U.S. Ambassador to China Gary Locke has also gotten pulled into the melee. The state-owned Beijing Daily in an editorial in early May criticized Locke, citing not only his embassy’s decision to shelter blind activist Chen Guangcheng for six days, but also questioning the ambassador’s motivations for acting like a man of the people, citing his decision to travel economy class, carry his own suitcases, and use coupons to purchase Starbucks coffee. (Chinese netizens earlier praised Locke for his humble attitude, comparing it unfavorably with their own leaders’ tendencies.)

“Is he trying to improve the Sino-US relationship or using any means to pick faults and make trouble, which might create new and wider gaps between China and the US?” the Beijing Daily editorial asked rhetorically on May 4.

After that editorial was scrubbed from China’s Internet, the Beijing Daily posted a microblog on May 14, asking Locke to declare his salary and assets, and reposted a microblogger’s comments on the ambassador, perhaps trying to defuse public anger over widespread beliefs that Chinese officials hide luxurious lifestyles funded by corrupt activities. “Gary Locke lives in the US embassy which costs billions of US dollars. He commutes in a bullet-proof limousine,” the microblogger reposted by Beijing Daily wrote, adding: “Can this be called modesty? And why does Gary Locke not announce these facts to the public. … So cut the show of incorruptibility!”

That effort, however, seems to have boomeranged after the U.S. government quickly posted online Locke’s salary ($179,700 plus $30,000 education subsidy for each of his three children) and assets (worth between $2.35 million and $8.12 million). That spawned an impassioned debate among Chinese netizens discussing why Chinese officials still don’t publicly declare their personal assets.
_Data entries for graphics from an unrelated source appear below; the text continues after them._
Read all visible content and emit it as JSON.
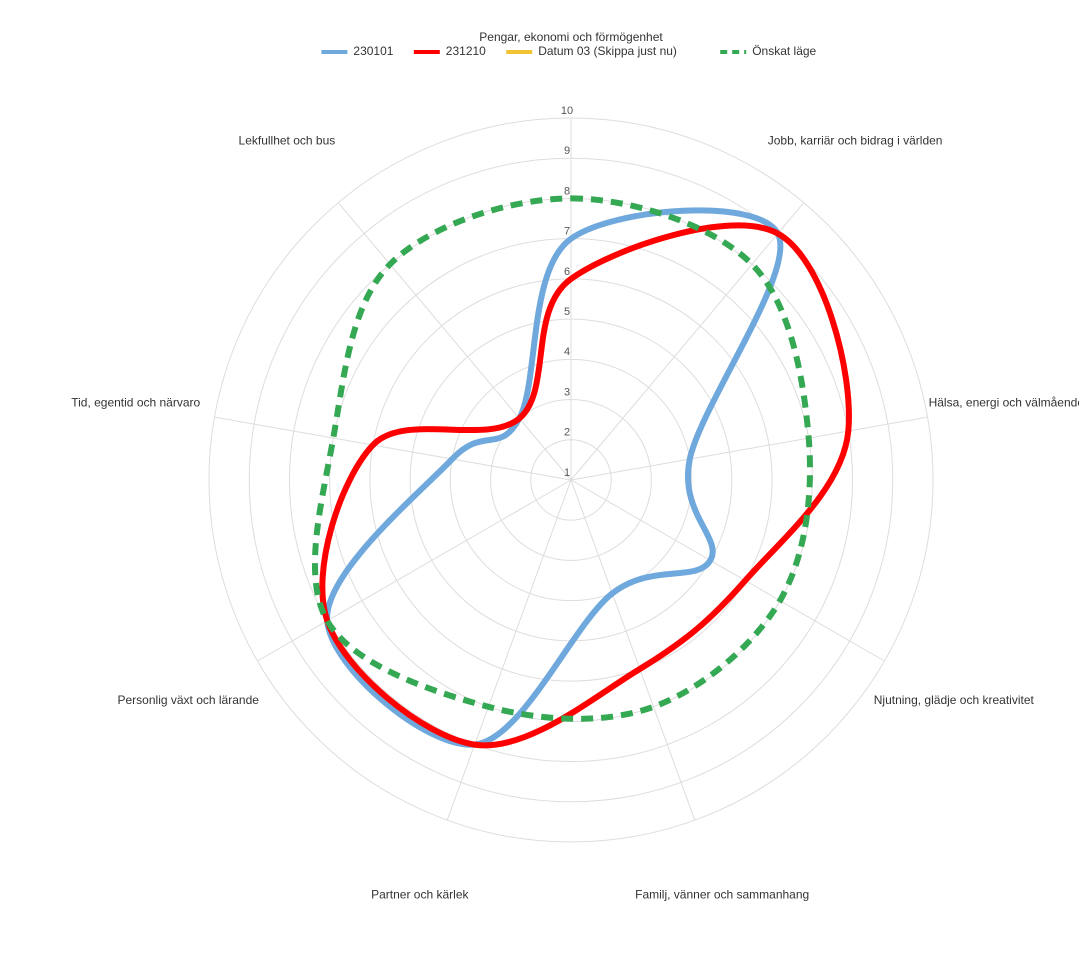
{
  "chart_data": {
    "type": "radar",
    "categories": [
      "Pengar, ekonomi och förmögenhet",
      "Jobb, karriär och bidrag i världen",
      "Hälsa, energi och välmående",
      "Njutning, glädje och kreativitet",
      "Familj, vänner och sammanhang",
      "Partner och kärlek",
      "Personlig växt och lärande",
      "Tid, egentid och närvaro",
      "Lekfullhet och bus"
    ],
    "series": [
      {
        "name": "230101",
        "color": "#6fa8dc",
        "values": [
          7,
          9,
          4,
          5,
          4,
          8,
          8,
          4,
          3
        ]
      },
      {
        "name": "231210",
        "color": "#ff0000",
        "values": [
          6,
          9,
          8,
          6,
          6,
          8,
          8,
          6,
          3
        ]
      },
      {
        "name": "Datum 03 (Skippa just nu)",
        "color": "#f1c232",
        "values": [
          null,
          null,
          null,
          null,
          null,
          null,
          null,
          null,
          null
        ]
      },
      {
        "name": "Önskat läge",
        "color": "#34a853",
        "dashed": true,
        "values": [
          8,
          8,
          7,
          7,
          7,
          7,
          8,
          7,
          8
        ]
      }
    ],
    "ylim": [
      1,
      10
    ],
    "yticks": [
      1,
      2,
      3,
      4,
      5,
      6,
      7,
      8,
      9,
      10
    ],
    "grid": true,
    "legend": "top"
  }
}
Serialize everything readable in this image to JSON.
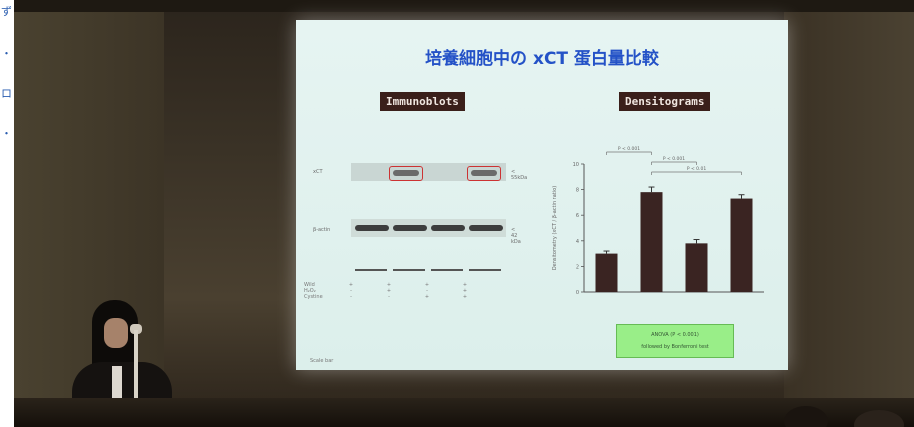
{
  "edge_glyphs": [
    "ず",
    "・",
    "ロ",
    "・"
  ],
  "slide": {
    "title": "培養細胞中の xCT 蛋白量比較",
    "immunoblots_label": "Immunoblots",
    "densitograms_label": "Densitograms",
    "blot": {
      "row_labels": [
        "xCT",
        "β-actin"
      ],
      "size_labels": [
        "< 55kDa",
        "< 42 kDa"
      ],
      "treat_rows": [
        {
          "label": "Wild",
          "marks": [
            "+",
            "+",
            "+",
            "+"
          ]
        },
        {
          "label": "H₂O₂",
          "marks": [
            "-",
            "+",
            "-",
            "+"
          ]
        },
        {
          "label": "Cystine",
          "marks": [
            "-",
            "-",
            "+",
            "+"
          ]
        }
      ]
    },
    "green_box_text": [
      "ANOVA (P < 0.001)",
      "followed by Bonferroni test"
    ],
    "corner_mark": "Scale bar"
  },
  "chart_data": {
    "type": "bar",
    "categories": [
      "1",
      "2",
      "3",
      "4"
    ],
    "values": [
      3.0,
      7.8,
      3.8,
      7.3
    ],
    "errors": [
      0.2,
      0.4,
      0.3,
      0.3
    ],
    "ylim": [
      0,
      10
    ],
    "yticks": [
      0,
      2,
      4,
      6,
      8,
      10
    ],
    "ylabel": "Densitometry (xCT / β-actin ratio)",
    "significance": [
      {
        "from": 0,
        "to": 1,
        "label": "P < 0.001"
      },
      {
        "from": 1,
        "to": 2,
        "label": "P < 0.001"
      },
      {
        "from": 1,
        "to": 3,
        "label": "P < 0.01"
      }
    ],
    "bar_color": "#3a2422"
  },
  "colors": {
    "title_blue": "#2452c7",
    "tag_bg": "#3a1f1a",
    "slide_bg": "#e2f2ef",
    "green_box": "#99ee88"
  }
}
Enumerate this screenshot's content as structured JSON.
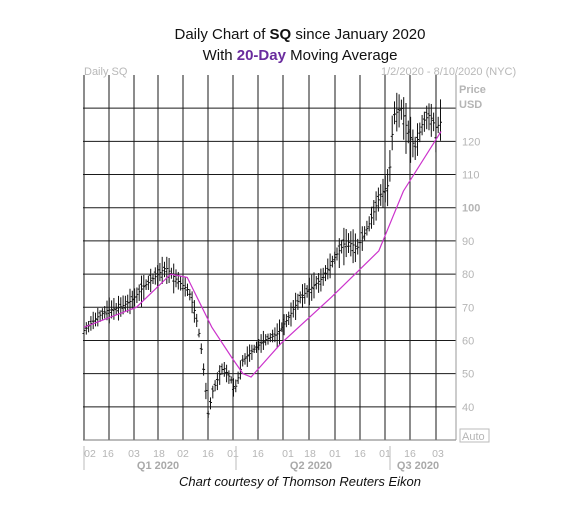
{
  "header": {
    "line1_pre": "Daily Chart of ",
    "line1_ticker": "SQ",
    "line1_post": " since January 2020",
    "line2_pre": "With ",
    "line2_ma": "20-Day",
    "line2_post": " Moving Average",
    "series_label": "Daily SQ",
    "date_range": "1/2/2020 - 8/10/2020 (NYC)"
  },
  "credit": "Chart courtesy of Thomson Reuters Eikon",
  "chart_data": {
    "type": "line",
    "title": "Daily Chart of SQ since January 2020",
    "subtitle": "With 20-Day Moving Average",
    "ylabel": "Price USD",
    "ylabel_lines": [
      "Price",
      "USD"
    ],
    "ylim": [
      30,
      140
    ],
    "y_ticks": [
      40,
      50,
      60,
      70,
      80,
      90,
      100,
      110,
      120
    ],
    "x_tick_labels": [
      "02",
      "16",
      "03",
      "18",
      "02",
      "16",
      "01",
      "16",
      "01",
      "18",
      "01",
      "16",
      "01",
      "16",
      "03"
    ],
    "quarters": [
      "Q1 2020",
      "Q2 2020",
      "Q3 2020"
    ],
    "scale_button": "Auto",
    "grid": true,
    "colors": {
      "price_bars": "#111111",
      "moving_average": "#cc33cc",
      "grid": "#1a1a1a"
    },
    "series": [
      {
        "name": "SQ",
        "kind": "ohlc_bars_approx_close",
        "points": [
          [
            "2020-01-02",
            63
          ],
          [
            "2020-01-10",
            67
          ],
          [
            "2020-01-16",
            69
          ],
          [
            "2020-01-24",
            70
          ],
          [
            "2020-01-31",
            72
          ],
          [
            "2020-02-07",
            76
          ],
          [
            "2020-02-14",
            79
          ],
          [
            "2020-02-21",
            82
          ],
          [
            "2020-02-28",
            78
          ],
          [
            "2020-03-06",
            75
          ],
          [
            "2020-03-10",
            68
          ],
          [
            "2020-03-13",
            60
          ],
          [
            "2020-03-16",
            47
          ],
          [
            "2020-03-18",
            37
          ],
          [
            "2020-03-20",
            44
          ],
          [
            "2020-03-25",
            50
          ],
          [
            "2020-03-27",
            52
          ],
          [
            "2020-04-01",
            48
          ],
          [
            "2020-04-03",
            45
          ],
          [
            "2020-04-08",
            54
          ],
          [
            "2020-04-14",
            57
          ],
          [
            "2020-04-21",
            60
          ],
          [
            "2020-04-29",
            62
          ],
          [
            "2020-05-06",
            67
          ],
          [
            "2020-05-13",
            73
          ],
          [
            "2020-05-20",
            76
          ],
          [
            "2020-05-27",
            79
          ],
          [
            "2020-06-03",
            85
          ],
          [
            "2020-06-10",
            90
          ],
          [
            "2020-06-17",
            88
          ],
          [
            "2020-06-24",
            95
          ],
          [
            "2020-07-01",
            104
          ],
          [
            "2020-07-06",
            107
          ],
          [
            "2020-07-09",
            128
          ],
          [
            "2020-07-14",
            130
          ],
          [
            "2020-07-17",
            124
          ],
          [
            "2020-07-22",
            118
          ],
          [
            "2020-07-27",
            126
          ],
          [
            "2020-07-31",
            128
          ],
          [
            "2020-08-04",
            124
          ],
          [
            "2020-08-07",
            126
          ]
        ]
      },
      {
        "name": "20-Day",
        "kind": "moving_average",
        "points": [
          [
            "2020-01-02",
            64
          ],
          [
            "2020-02-03",
            70
          ],
          [
            "2020-02-24",
            80
          ],
          [
            "2020-03-05",
            79
          ],
          [
            "2020-03-20",
            64
          ],
          [
            "2020-04-01",
            55
          ],
          [
            "2020-04-08",
            50
          ],
          [
            "2020-04-13",
            49
          ],
          [
            "2020-05-01",
            59
          ],
          [
            "2020-06-01",
            73
          ],
          [
            "2020-06-30",
            87
          ],
          [
            "2020-07-15",
            105
          ],
          [
            "2020-08-07",
            123
          ]
        ]
      }
    ]
  }
}
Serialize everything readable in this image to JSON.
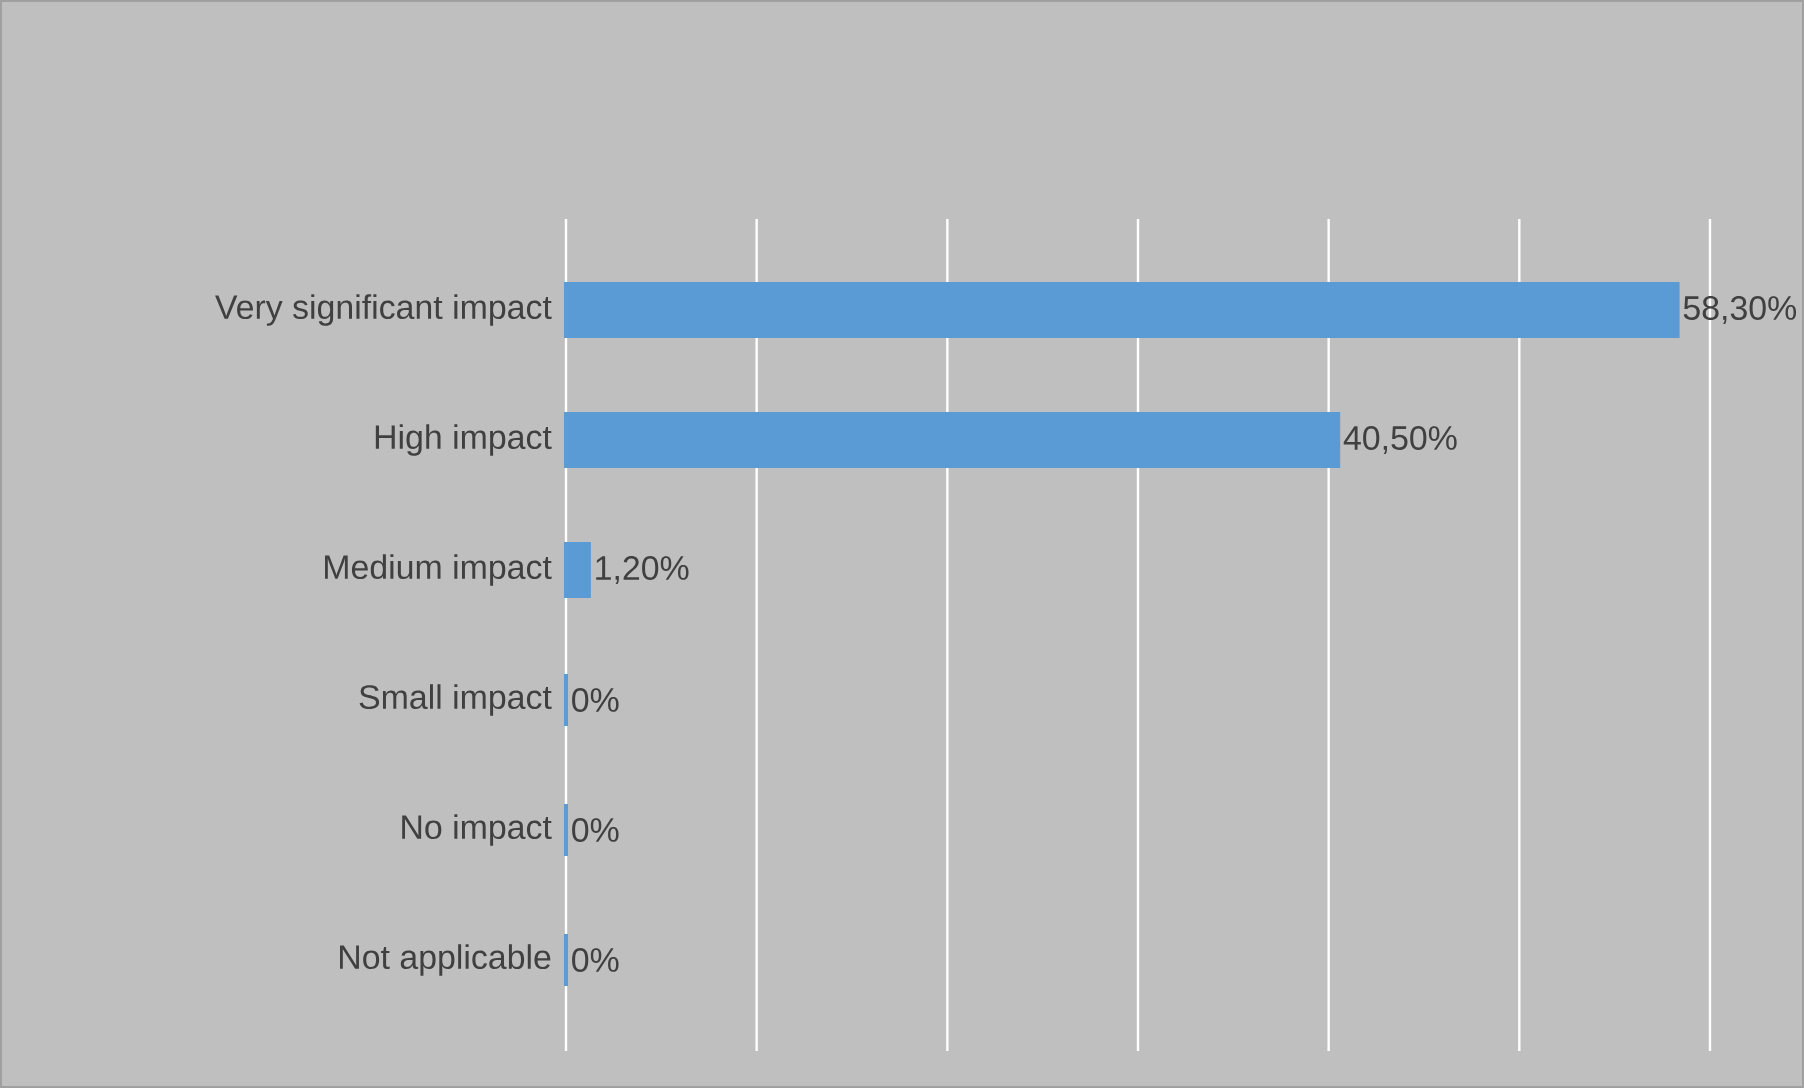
{
  "chart_data": {
    "type": "bar",
    "orientation": "horizontal",
    "categories": [
      "Very significant impact",
      "High impact",
      "Medium impact",
      "Small impact",
      "No impact",
      "Not applicable"
    ],
    "values": [
      58.3,
      40.5,
      1.2,
      0,
      0,
      0
    ],
    "value_labels": [
      "58,30%",
      "40,50%",
      "1,20%",
      "0%",
      "0%",
      "0%"
    ],
    "color": "#5b9bd5",
    "xlim": [
      0,
      60
    ],
    "xticks": [
      {
        "value": 0,
        "label": null
      },
      {
        "value": 10,
        "label": null
      },
      {
        "value": 20,
        "label": null
      },
      {
        "value": 30,
        "label": null
      },
      {
        "value": 40,
        "label": null
      },
      {
        "value": 50,
        "label": null
      },
      {
        "value": 60,
        "label": null
      }
    ],
    "grid": "x"
  }
}
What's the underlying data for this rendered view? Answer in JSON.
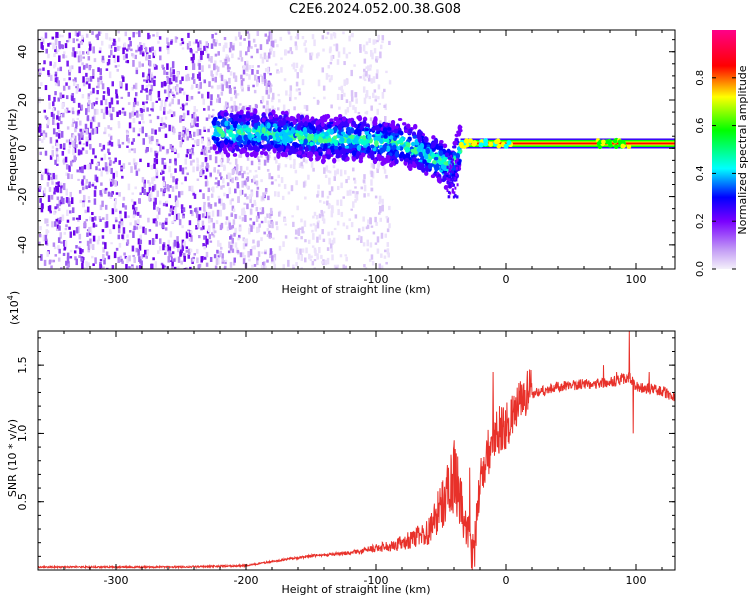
{
  "title": "C2E6.2024.052.00.38.G08",
  "chart_data": [
    {
      "type": "heatmap",
      "xlabel": "Height of straight line (km)",
      "ylabel": "Frequency (Hz)",
      "xlim": [
        -360,
        130
      ],
      "ylim": [
        -50,
        49
      ],
      "xticks": [
        -300,
        -200,
        -100,
        0,
        100
      ],
      "yticks": [
        -40,
        -20,
        0,
        20,
        40
      ],
      "colorbar": {
        "label": "Normalized spectral amplitude",
        "range": [
          0.0,
          1.0
        ],
        "ticks": [
          "0.0",
          "0.2",
          "0.4",
          "0.6",
          "0.8"
        ],
        "colors": [
          "#f4f0fa",
          "#7a00ff",
          "#0000ff",
          "#00ffff",
          "#00ff00",
          "#ffff00",
          "#ff0000",
          "#ff00ff"
        ]
      },
      "features": {
        "noise_region_x": [
          -360,
          -180
        ],
        "trace": [
          [
            -220,
            7
          ],
          [
            -180,
            6
          ],
          [
            -150,
            4
          ],
          [
            -120,
            4
          ],
          [
            -100,
            3
          ],
          [
            -80,
            2
          ],
          [
            -60,
            -3
          ],
          [
            -42,
            -8
          ],
          [
            -35,
            0
          ],
          [
            0,
            2
          ],
          [
            50,
            2
          ],
          [
            80,
            3
          ],
          [
            100,
            2
          ],
          [
            130,
            2
          ]
        ],
        "stable_band": {
          "x": [
            -35,
            130
          ],
          "freq": 2,
          "amplitude": 1.0
        }
      }
    },
    {
      "type": "line",
      "xlabel": "Height of straight line (km)",
      "ylabel": "SNR (10 * v/v)",
      "yscale_label": "(x10",
      "yscale_exp": "4",
      "xlim": [
        -360,
        130
      ],
      "ylim": [
        0,
        1.75
      ],
      "xticks": [
        -300,
        -200,
        -100,
        0,
        100
      ],
      "yticks": [
        "0.5",
        "1.0",
        "1.5"
      ],
      "series": [
        {
          "color": "#e8312a",
          "envelope": [
            [
              -360,
              0.02
            ],
            [
              -250,
              0.02
            ],
            [
              -200,
              0.03
            ],
            [
              -180,
              0.06
            ],
            [
              -150,
              0.1
            ],
            [
              -120,
              0.12
            ],
            [
              -100,
              0.15
            ],
            [
              -80,
              0.18
            ],
            [
              -60,
              0.25
            ],
            [
              -45,
              0.5
            ],
            [
              -40,
              0.6
            ],
            [
              -35,
              0.45
            ],
            [
              -25,
              0.02
            ],
            [
              -20,
              0.6
            ],
            [
              -15,
              0.75
            ],
            [
              -10,
              0.95
            ],
            [
              0,
              1.0
            ],
            [
              10,
              1.15
            ],
            [
              20,
              1.28
            ],
            [
              40,
              1.33
            ],
            [
              60,
              1.35
            ],
            [
              80,
              1.36
            ],
            [
              95,
              1.4
            ],
            [
              100,
              1.33
            ],
            [
              120,
              1.3
            ],
            [
              130,
              1.25
            ]
          ],
          "spikes": [
            [
              -40,
              0.95
            ],
            [
              -28,
              0.75
            ],
            [
              -10,
              1.45
            ],
            [
              -5,
              1.2
            ],
            [
              75,
              1.5
            ],
            [
              85,
              1.45
            ],
            [
              95,
              1.75
            ],
            [
              98,
              1.0
            ],
            [
              110,
              1.45
            ]
          ]
        }
      ]
    }
  ]
}
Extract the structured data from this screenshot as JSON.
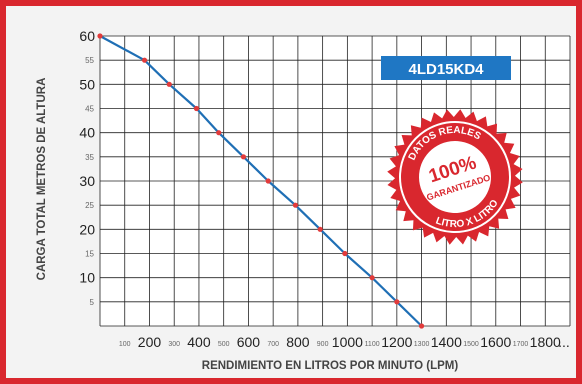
{
  "chart_data": {
    "type": "line",
    "xlabel": "RENDIMIENTO EN LITROS POR MINUTO (LPM)",
    "ylabel": "CARGA TOTAL METROS DE ALTURA",
    "xlim": [
      0,
      1900
    ],
    "ylim": [
      0,
      60
    ],
    "grid": true,
    "x_ticks_major": [
      "200",
      "400",
      "600",
      "800",
      "1000",
      "1200",
      "1400",
      "1600",
      "1800"
    ],
    "x_ticks_minor": [
      "100",
      "300",
      "500",
      "700",
      "900",
      "1100",
      "1300",
      "1500",
      "1700"
    ],
    "x_tick_trailing": "...",
    "y_ticks_major": [
      "10",
      "20",
      "30",
      "40",
      "50",
      "60"
    ],
    "y_ticks_minor": [
      "5",
      "15",
      "25",
      "35",
      "45",
      "55"
    ],
    "series": [
      {
        "name": "4LD15KD4",
        "color": "#1f6fb5",
        "marker_color": "#e23b3b",
        "x": [
          0,
          180,
          280,
          390,
          480,
          580,
          680,
          790,
          890,
          990,
          1100,
          1200,
          1300
        ],
        "y": [
          60,
          55,
          50,
          45,
          40,
          35,
          30,
          25,
          20,
          15,
          10,
          5,
          0
        ]
      }
    ],
    "label_box": {
      "text": "4LD15KD4",
      "color": "#1f77c4"
    }
  },
  "seal": {
    "top_text": "DATOS REALES",
    "main_text": "100%",
    "sub_text": "GARANTIZADO",
    "bottom_text": "LITRO X LITRO",
    "color": "#d9272e"
  },
  "colors": {
    "frame": "#d9272e",
    "plot_bg": "#ffffff",
    "grid": "#222222",
    "line": "#1f6fb5",
    "marker": "#e23b3b"
  }
}
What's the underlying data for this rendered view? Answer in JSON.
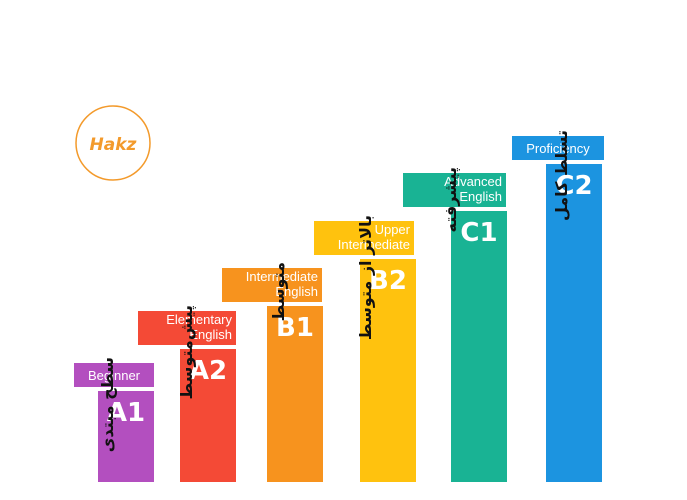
{
  "logo": {
    "text": "Hakz",
    "color": "#f39a2b"
  },
  "chart_data": {
    "type": "bar",
    "categories": [
      "A1",
      "A2",
      "B1",
      "B2",
      "C1",
      "C2"
    ],
    "english_labels": [
      [
        "Beginner"
      ],
      [
        "Elementary",
        "English"
      ],
      [
        "Intermediate",
        "English"
      ],
      [
        "Upper",
        "Intermediate"
      ],
      [
        "Advanced",
        "English"
      ],
      [
        "Proficiency"
      ]
    ],
    "persian_labels": [
      "سطح مبتدی",
      "پیش‌متوسط",
      "متوسط",
      "بالاتر از متوسط",
      "پیشرفته",
      "تسلط کامل"
    ],
    "values": [
      1,
      2,
      3,
      4,
      5,
      6
    ],
    "colors": [
      "#b34fbf",
      "#f44a36",
      "#f7931e",
      "#ffc20e",
      "#19b394",
      "#1c94e0"
    ]
  }
}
Many government officials in China are now required to report their assets to the Communist Party, but those figures are not released publicly.

“China is unique among the big countries where such law [on public disclosure of official assets] does not exist,” wrote one commenter on the People’s Daily Online English website on May 16. “Even in Taiwan, leaders do not stand above the law. [Chen Shui-bian], the former head of Taiwan is locked up in prison for corruption,” the commenter identified as Fat-Chun Leung Ki wrote. “The lack of such [law] in China allows leaders to perpetuate their crime.”

“Things are very unsettled in China right now and people are feeling frustrated,” says James McGregor, senior counselor at Apco Worldwide in Beijing. “In China, it is easier to express your frustrations toward foreigners than toward the government. For some in the government, pointing fingers at foreigners is better than having them pointing back in your direction.”